DH&R’s continues to focus on growing its third-party management contract business, but will also concentrate on acquiring hotels. In 2011, Everett says DH&R’s growth was split about 50/50. “We plan on being very active on the acquisition side this year,” he says. “We’ll see how it treats us and how much product is out there.”

Largely focused on the group segment, DH&R tends to pursue hotels with extensive meeting space offerings, Everett says. “Most of our hotels have a fairly significant group and meeting component to them,” he says. DH&R intends to use the strength of its national sales effort to bring incremental demand to Lansdowne on the group side.

The meetings market has been recovering over the last year and a half, but Everett says it’s been more of an ebb and flow. Everett is seeing a lot of upper-upscale resorts, such as Lansdowne or the DH&R-managed Terranea Resort in Southern California, making great strides. Although some markets have rolled back quickly, other aspects of the group side haven’t been as fast to recover, he adds. Some of the training business that the industry did well with in 2004 and 2005 is a little slower to come back, Everett says. DH&R is seeing backlogs continue to grow, and Everett says group room nights are up significantly year-over-year.

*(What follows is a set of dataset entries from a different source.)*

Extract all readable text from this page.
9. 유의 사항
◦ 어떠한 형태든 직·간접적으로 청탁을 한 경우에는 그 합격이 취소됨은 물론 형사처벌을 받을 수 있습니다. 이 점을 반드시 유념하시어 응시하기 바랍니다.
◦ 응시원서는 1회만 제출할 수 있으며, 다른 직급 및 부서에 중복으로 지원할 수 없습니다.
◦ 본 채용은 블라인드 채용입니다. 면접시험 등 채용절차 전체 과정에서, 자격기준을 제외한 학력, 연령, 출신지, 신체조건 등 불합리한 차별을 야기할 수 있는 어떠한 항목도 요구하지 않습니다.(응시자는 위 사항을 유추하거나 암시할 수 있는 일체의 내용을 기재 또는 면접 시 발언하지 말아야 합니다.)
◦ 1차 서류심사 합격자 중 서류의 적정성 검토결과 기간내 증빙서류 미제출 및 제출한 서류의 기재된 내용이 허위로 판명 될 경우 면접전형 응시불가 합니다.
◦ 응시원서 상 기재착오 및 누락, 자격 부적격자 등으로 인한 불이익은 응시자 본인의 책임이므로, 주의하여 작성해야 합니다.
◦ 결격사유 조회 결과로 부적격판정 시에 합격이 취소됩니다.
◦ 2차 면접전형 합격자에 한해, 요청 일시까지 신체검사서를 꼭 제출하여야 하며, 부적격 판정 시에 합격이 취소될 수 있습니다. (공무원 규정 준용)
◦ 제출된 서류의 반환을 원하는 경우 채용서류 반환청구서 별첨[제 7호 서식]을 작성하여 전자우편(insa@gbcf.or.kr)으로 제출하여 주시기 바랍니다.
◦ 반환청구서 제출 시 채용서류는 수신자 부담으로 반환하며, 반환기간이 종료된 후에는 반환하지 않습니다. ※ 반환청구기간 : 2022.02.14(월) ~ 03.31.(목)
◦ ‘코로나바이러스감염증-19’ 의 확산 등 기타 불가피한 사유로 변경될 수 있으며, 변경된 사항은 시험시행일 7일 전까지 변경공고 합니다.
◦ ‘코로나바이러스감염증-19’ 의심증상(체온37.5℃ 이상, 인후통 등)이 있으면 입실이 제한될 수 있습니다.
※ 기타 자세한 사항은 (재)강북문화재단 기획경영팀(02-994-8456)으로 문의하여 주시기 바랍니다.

DH&R is particularly bullish on where the lodging industry is headed this year in regards to the independent segment, Everett says, adding that independents are much more competitive with their branded counterparts than 10 years ago. Obviously there are various stumbling blocks, such as the financial crisis in Europe, and the presidential election will have some level of impact on the business, but by and large Everett is optimistic. The lack of new hotels in most markets has been very favorable for DH&R, and with a somewhere near stabilized level of occupancy, the company can then push rate more aggressively than it would have a year or two ago. “The lack of new supply markets should be a good boon to rate growth over the next three to four years,” Everett says.